You want to find $m$ non-decreasing arrays of non-negative integers $b_1, b_2, \ldots, b_m$, such that:
- The size of $b_i$ is equal to $n$ for all $1 \leq i \leq m$.
- For all $1 \leq j \leq n$, $a_j = b_{1, j} + b_{2, j} + \ldots + b_{m, j}$. In the other word, array $a$ is the sum of arrays $b_i$.
- The number of different elements in the array $b_i$ is at most $k$ for all $1 \leq i \leq m$.
Find the minimum possible value of $m$, or report that there is no possible $m$.
The first line contains one integer $t$ ($1 \leq t \leq 100$): the number of test cases.
The first line of each test case contains two integers $n$, $k$ ($1 \leq n \leq 100$, $1 \leq k \leq n$).
The second line contains $n$ integers $a_1, a_2, \ldots, a_n$ ($0 \leq a_1 \leq a_2 \leq \ldots \leq a_n \leq 100$, $a_n > 0$).
For each test case print a single integer: the minimum possible value of $m$. If there is no such $m$, print $-1$.
Input
The first line contains one integer $t$ ($1 \leq t \leq 100$): the number of test cases.
The first line of each test case contains two integers $n$, $k$ ($1 \leq n \leq 100$, $1 \leq k \leq n$).

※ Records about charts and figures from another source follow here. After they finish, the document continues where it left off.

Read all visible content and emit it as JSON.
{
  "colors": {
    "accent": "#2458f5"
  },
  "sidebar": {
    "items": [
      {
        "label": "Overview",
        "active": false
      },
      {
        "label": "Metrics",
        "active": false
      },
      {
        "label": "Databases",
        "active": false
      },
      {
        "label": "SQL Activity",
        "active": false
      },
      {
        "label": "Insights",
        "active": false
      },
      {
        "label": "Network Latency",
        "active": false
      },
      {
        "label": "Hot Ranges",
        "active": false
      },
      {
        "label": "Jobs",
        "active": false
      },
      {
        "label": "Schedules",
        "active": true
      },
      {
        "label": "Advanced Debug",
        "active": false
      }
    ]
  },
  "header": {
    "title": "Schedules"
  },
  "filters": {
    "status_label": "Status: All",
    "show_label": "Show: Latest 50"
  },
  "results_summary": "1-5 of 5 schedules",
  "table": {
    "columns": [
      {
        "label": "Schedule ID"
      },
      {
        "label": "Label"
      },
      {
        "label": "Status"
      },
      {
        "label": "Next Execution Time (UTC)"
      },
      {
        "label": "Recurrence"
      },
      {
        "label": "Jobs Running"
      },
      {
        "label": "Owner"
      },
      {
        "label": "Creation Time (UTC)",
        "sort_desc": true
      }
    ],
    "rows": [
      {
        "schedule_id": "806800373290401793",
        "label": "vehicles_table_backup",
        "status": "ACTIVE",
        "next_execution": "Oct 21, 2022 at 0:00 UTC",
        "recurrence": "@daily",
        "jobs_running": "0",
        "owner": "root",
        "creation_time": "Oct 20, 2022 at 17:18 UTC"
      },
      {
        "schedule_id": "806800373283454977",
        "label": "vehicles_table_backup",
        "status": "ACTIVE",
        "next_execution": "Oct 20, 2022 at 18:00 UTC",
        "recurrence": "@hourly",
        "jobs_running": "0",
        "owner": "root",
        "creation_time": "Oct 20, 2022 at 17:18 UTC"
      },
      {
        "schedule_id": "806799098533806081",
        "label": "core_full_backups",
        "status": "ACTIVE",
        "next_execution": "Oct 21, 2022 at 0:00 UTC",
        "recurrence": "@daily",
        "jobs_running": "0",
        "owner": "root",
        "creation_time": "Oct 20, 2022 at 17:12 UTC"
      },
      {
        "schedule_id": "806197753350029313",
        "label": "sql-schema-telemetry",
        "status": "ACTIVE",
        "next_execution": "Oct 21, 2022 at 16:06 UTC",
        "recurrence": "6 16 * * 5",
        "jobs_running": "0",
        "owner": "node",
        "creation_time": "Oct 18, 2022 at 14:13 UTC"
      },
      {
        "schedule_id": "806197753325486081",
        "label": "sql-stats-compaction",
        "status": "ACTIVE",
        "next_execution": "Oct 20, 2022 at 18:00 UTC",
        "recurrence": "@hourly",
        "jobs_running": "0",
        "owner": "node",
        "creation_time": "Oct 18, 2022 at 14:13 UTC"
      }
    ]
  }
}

The second line contains $n$ integers $a_1, a_2, \ldots, a_n$ ($0 \leq a_1 \leq a_2 \leq \ldots \leq a_n \leq 100$, $a_n > 0$).
Output
For each test case print a single integer: the minimum possible value of $m$. If there is no such $m$, print $-1$.
Samples
6
4 1
0 0 0 1
3 1
3 3 3
11 3
0 1 2 2 3 3 3 4 4 4 4
5 3
1 2 3 4 5
9 4
2 2 3 5 7 11 13 13 17
10 7
0 1 1 2 3 3 4 5 5 6
-1
1
2
2
2
1
Note
In the first test case, there is no possible $m$, because all elements of all arrays should be equal to $0$. But in this case, it is impossible to get $a_4 = 1$ as the sum of zeros.
In the second test case, we can take $b_1 = [3, 3, 3]$. $1$ is the smallest possible value of $m$.
In the third test case, we can take $b_1 = [0, 1, 1, 1, 2, 2, 2, 2, 2, 2, 2]$ and $b_2 = [0, 0, 1, 1, 1, 1, 1, 2, 2, 2, 2]$. It's easy to see, that $a_i = b_{1, i} + b_{2, i}$ for all $i$ and the number of different elements in $b_1$ and in $b_2$ is equal to $3$ (so it is at most $3$). It can be proven that $2$ is the smallest possible value of $m$.